There are also advanced features such as data federation, where results from multiple data sources can be combined into one result set. Also, there are some data virtualization solutions that also offer data management functions such as the enforcement of data retention rules. Feature sets will vary between data virtualization products; however, the abstraction, common access method, and security will be a primary function.

Enterprise architecture methodologies and frameworks must change to account for the successful right use of virtualization and abstraction technologies. Also there is a challenge to think of foundational services, which roll up to middle layer services, which enable high-level services that are user facing. Especially for development, the higher the service point that their applications use, the better. This allows for greater availability as well as service mobility being able to offer the service at multiple locations. (See figure 3.)

Just as there are three major infrastructure service groups—compute, network, and storage—there will eventually be basic services above that layer that will become foundational. This is where data virtualization fits in that model. Data virtualization is a middle layer service that would become part of the platform offering, which in turn is where end-user services would reside.

This model also becomes very agile which at first it seems too standardized and rigid to support agile methods. But in the strict standardization of the lower infrastructure layers and offering the middle layers as a services with common access methods, developers save a huge amount of time not worrying where data resides or how to access it. No matter which vendor or type of database, the access model and the security model are the same. Developers can focus on the end-user functionality, which this model would enable them to rapidly produce micro-services for the consumers.

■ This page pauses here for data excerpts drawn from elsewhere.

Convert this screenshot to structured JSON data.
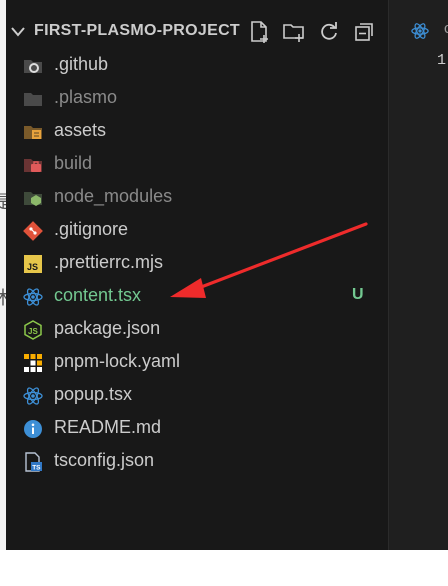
{
  "explorer": {
    "project_title": "FIRST-PLASMO-PROJECT",
    "actions": [
      "new-file",
      "new-folder",
      "refresh",
      "collapse-all"
    ]
  },
  "tree": {
    "items": [
      {
        "label": ".github",
        "kind": "folder",
        "icon": "github-folder-icon",
        "dim": false
      },
      {
        "label": ".plasmo",
        "kind": "folder",
        "icon": "folder-icon",
        "dim": true
      },
      {
        "label": "assets",
        "kind": "folder",
        "icon": "assets-folder-icon",
        "dim": false
      },
      {
        "label": "build",
        "kind": "folder",
        "icon": "build-folder-icon",
        "dim": true
      },
      {
        "label": "node_modules",
        "kind": "folder",
        "icon": "node-folder-icon",
        "dim": true
      },
      {
        "label": ".gitignore",
        "kind": "file",
        "icon": "git-icon",
        "dim": false
      },
      {
        "label": ".prettierrc.mjs",
        "kind": "file",
        "icon": "js-icon",
        "dim": false
      },
      {
        "label": "content.tsx",
        "kind": "file",
        "icon": "react-icon",
        "dim": false,
        "status": "U"
      },
      {
        "label": "package.json",
        "kind": "file",
        "icon": "nodejs-icon",
        "dim": false
      },
      {
        "label": "pnpm-lock.yaml",
        "kind": "file",
        "icon": "pnpm-icon",
        "dim": false
      },
      {
        "label": "popup.tsx",
        "kind": "file",
        "icon": "react-icon",
        "dim": false
      },
      {
        "label": "README.md",
        "kind": "file",
        "icon": "info-icon",
        "dim": false
      },
      {
        "label": "tsconfig.json",
        "kind": "file",
        "icon": "tsconfig-icon",
        "dim": false
      }
    ]
  },
  "editor": {
    "line_number": "1",
    "tab_label": "c"
  },
  "colors": {
    "sidebar_bg": "#181818",
    "editor_bg": "#1f1f1f",
    "untracked": "#73c991",
    "react": "#3d8fd6",
    "annotation_arrow": "#ee2b2b"
  }
}
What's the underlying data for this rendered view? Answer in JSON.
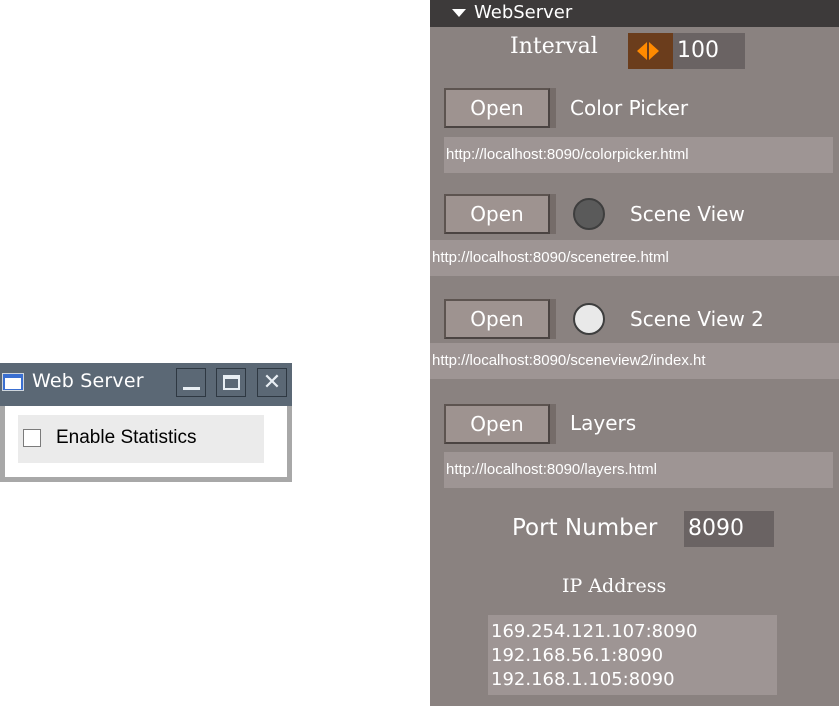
{
  "small_window": {
    "title": "Web Server",
    "controls": [
      "minimize",
      "maximize",
      "close"
    ],
    "close_glyph": "✕",
    "checkbox": {
      "label": "Enable Statistics",
      "checked": false
    }
  },
  "panel": {
    "title": "WebServer",
    "interval": {
      "label": "Interval",
      "value": "100"
    },
    "items": [
      {
        "button": "Open",
        "label": "Color Picker",
        "url": "http://localhost:8090/colorpicker.html",
        "indicator": "none"
      },
      {
        "button": "Open",
        "label": "Scene View",
        "url": "http://localhost:8090/scenetree.html",
        "indicator": "dark"
      },
      {
        "button": "Open",
        "label": "Scene View 2",
        "url": "http://localhost:8090/sceneview2/index.ht",
        "indicator": "light"
      },
      {
        "button": "Open",
        "label": "Layers",
        "url": "http://localhost:8090/layers.html",
        "indicator": "none"
      }
    ],
    "port": {
      "label": "Port Number",
      "value": "8090"
    },
    "ip": {
      "label": "IP Address",
      "addresses": [
        "169.254.121.107:8090",
        "192.168.56.1:8090",
        "192.168.1.105:8090"
      ]
    },
    "colors": {
      "panel_bg": "#8a8280",
      "header_bg": "#3d3a3a",
      "accent": "#ff8a00"
    }
  }
}
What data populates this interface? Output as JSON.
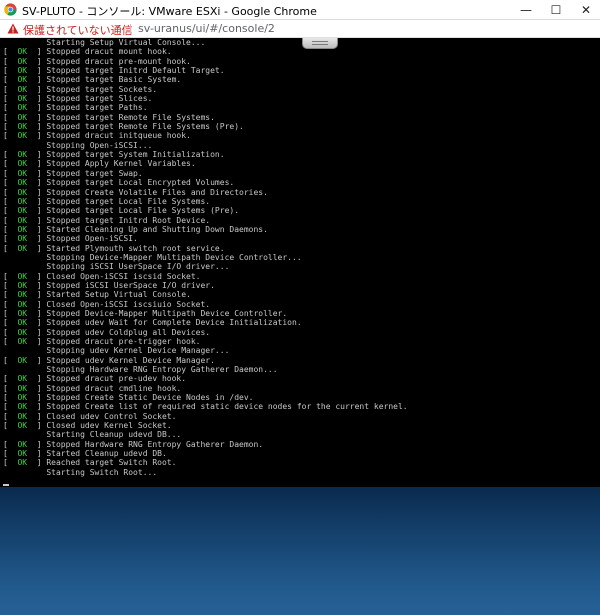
{
  "window": {
    "title": "SV-PLUTO - コンソール: VMware ESXi - Google Chrome",
    "minimize_glyph": "—",
    "maximize_glyph": "☐",
    "close_glyph": "✕"
  },
  "address_bar": {
    "security_label": "保護されていない通信",
    "url": "sv-uranus/ui/#/console/2"
  },
  "colors": {
    "ok_green": "#3fd13f",
    "console_text": "#c8c8c8",
    "console_bg": "#000000",
    "warning_red": "#c5221f"
  },
  "icons": {
    "app": "chrome-icon",
    "security": "warning-triangle-icon"
  },
  "console": {
    "lines": [
      {
        "status": "",
        "text": "Starting Setup Virtual Console..."
      },
      {
        "status": "OK",
        "text": "Stopped dracut mount hook."
      },
      {
        "status": "OK",
        "text": "Stopped dracut pre-mount hook."
      },
      {
        "status": "OK",
        "text": "Stopped target Initrd Default Target."
      },
      {
        "status": "OK",
        "text": "Stopped target Basic System."
      },
      {
        "status": "OK",
        "text": "Stopped target Sockets."
      },
      {
        "status": "OK",
        "text": "Stopped target Slices."
      },
      {
        "status": "OK",
        "text": "Stopped target Paths."
      },
      {
        "status": "OK",
        "text": "Stopped target Remote File Systems."
      },
      {
        "status": "OK",
        "text": "Stopped target Remote File Systems (Pre)."
      },
      {
        "status": "OK",
        "text": "Stopped dracut initqueue hook."
      },
      {
        "status": "",
        "text": "Stopping Open-iSCSI..."
      },
      {
        "status": "OK",
        "text": "Stopped target System Initialization."
      },
      {
        "status": "OK",
        "text": "Stopped Apply Kernel Variables."
      },
      {
        "status": "OK",
        "text": "Stopped target Swap."
      },
      {
        "status": "OK",
        "text": "Stopped target Local Encrypted Volumes."
      },
      {
        "status": "OK",
        "text": "Stopped Create Volatile Files and Directories."
      },
      {
        "status": "OK",
        "text": "Stopped target Local File Systems."
      },
      {
        "status": "OK",
        "text": "Stopped target Local File Systems (Pre)."
      },
      {
        "status": "OK",
        "text": "Stopped target Initrd Root Device."
      },
      {
        "status": "OK",
        "text": "Started Cleaning Up and Shutting Down Daemons."
      },
      {
        "status": "OK",
        "text": "Stopped Open-iSCSI."
      },
      {
        "status": "OK",
        "text": "Started Plymouth switch root service."
      },
      {
        "status": "",
        "text": "Stopping Device-Mapper Multipath Device Controller..."
      },
      {
        "status": "",
        "text": "Stopping iSCSI UserSpace I/O driver..."
      },
      {
        "status": "OK",
        "text": "Closed Open-iSCSI iscsid Socket."
      },
      {
        "status": "OK",
        "text": "Stopped iSCSI UserSpace I/O driver."
      },
      {
        "status": "OK",
        "text": "Started Setup Virtual Console."
      },
      {
        "status": "OK",
        "text": "Closed Open-iSCSI iscsiuio Socket."
      },
      {
        "status": "OK",
        "text": "Stopped Device-Mapper Multipath Device Controller."
      },
      {
        "status": "OK",
        "text": "Stopped udev Wait for Complete Device Initialization."
      },
      {
        "status": "OK",
        "text": "Stopped udev Coldplug all Devices."
      },
      {
        "status": "OK",
        "text": "Stopped dracut pre-trigger hook."
      },
      {
        "status": "",
        "text": "Stopping udev Kernel Device Manager..."
      },
      {
        "status": "OK",
        "text": "Stopped udev Kernel Device Manager."
      },
      {
        "status": "",
        "text": "Stopping Hardware RNG Entropy Gatherer Daemon..."
      },
      {
        "status": "OK",
        "text": "Stopped dracut pre-udev hook."
      },
      {
        "status": "OK",
        "text": "Stopped dracut cmdline hook."
      },
      {
        "status": "OK",
        "text": "Stopped Create Static Device Nodes in /dev."
      },
      {
        "status": "OK",
        "text": "Stopped Create list of required static device nodes for the current kernel."
      },
      {
        "status": "OK",
        "text": "Closed udev Control Socket."
      },
      {
        "status": "OK",
        "text": "Closed udev Kernel Socket."
      },
      {
        "status": "",
        "text": "Starting Cleanup udevd DB..."
      },
      {
        "status": "OK",
        "text": "Stopped Hardware RNG Entropy Gatherer Daemon."
      },
      {
        "status": "OK",
        "text": "Started Cleanup udevd DB."
      },
      {
        "status": "OK",
        "text": "Reached target Switch Root."
      },
      {
        "status": "",
        "text": "Starting Switch Root..."
      }
    ]
  }
}
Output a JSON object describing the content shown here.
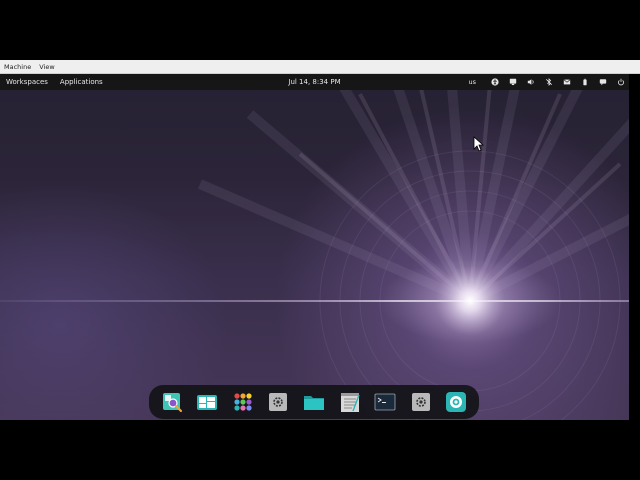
{
  "host_menu": {
    "items": [
      "Machine",
      "View"
    ]
  },
  "topbar": {
    "workspaces_label": "Workspaces",
    "applications_label": "Applications",
    "clock": "Jul 14, 8:34 PM",
    "keyboard_layout": "us",
    "tray_icons": [
      "accessibility-icon",
      "network-icon",
      "volume-icon",
      "bluetooth-off-icon",
      "mail-icon",
      "battery-icon",
      "notifications-icon",
      "power-icon"
    ]
  },
  "dock": {
    "apps": [
      "search-app-icon",
      "window-switcher-icon",
      "app-grid-icon",
      "settings-app-icon",
      "files-folder-icon",
      "text-editor-icon",
      "terminal-icon",
      "system-settings-icon",
      "screen-recorder-icon"
    ]
  },
  "colors": {
    "topbar_bg": "#161616",
    "dock_bg": "#141418",
    "accent_teal": "#2bb5b5",
    "wallpaper_glow": "#f4eef8"
  }
}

In short, IT organizations and professionals have to change the way they think about how IT delivers capabilities. First, we must think in terms of everything that IT offers is a service or XaaS. Higher level services are built on top of lower level services with the lower level services inheriting attributes of the higher level services. You can read more about these concepts in my article on quantum service theory. The key theme is that each service is treated as an object which contains attributes that describe what the service provides, the expected availability, the expected performance, etc. Using this model is how IT can easily align with the customer requirements and level set customer expectations. Another key concept along the same line of thought is IT as a Service which essentially commoditizes IT offerings. All the high-level services are presented in an IT service catalog, but more importantly, each offering is tied to a business outcome.

In an IT as a Service model, the internal IT organization behaves like a vendor, and further more, they strive to be the preferred vendor. Data is an area that is an untapped resource that IT organizations must take advantage of to allow companies to stay competitive in their market segments. The easy access, manipulation, and presentation of company data is a critical service. Data virtualization can be a key component to enabling efficient data use in a business.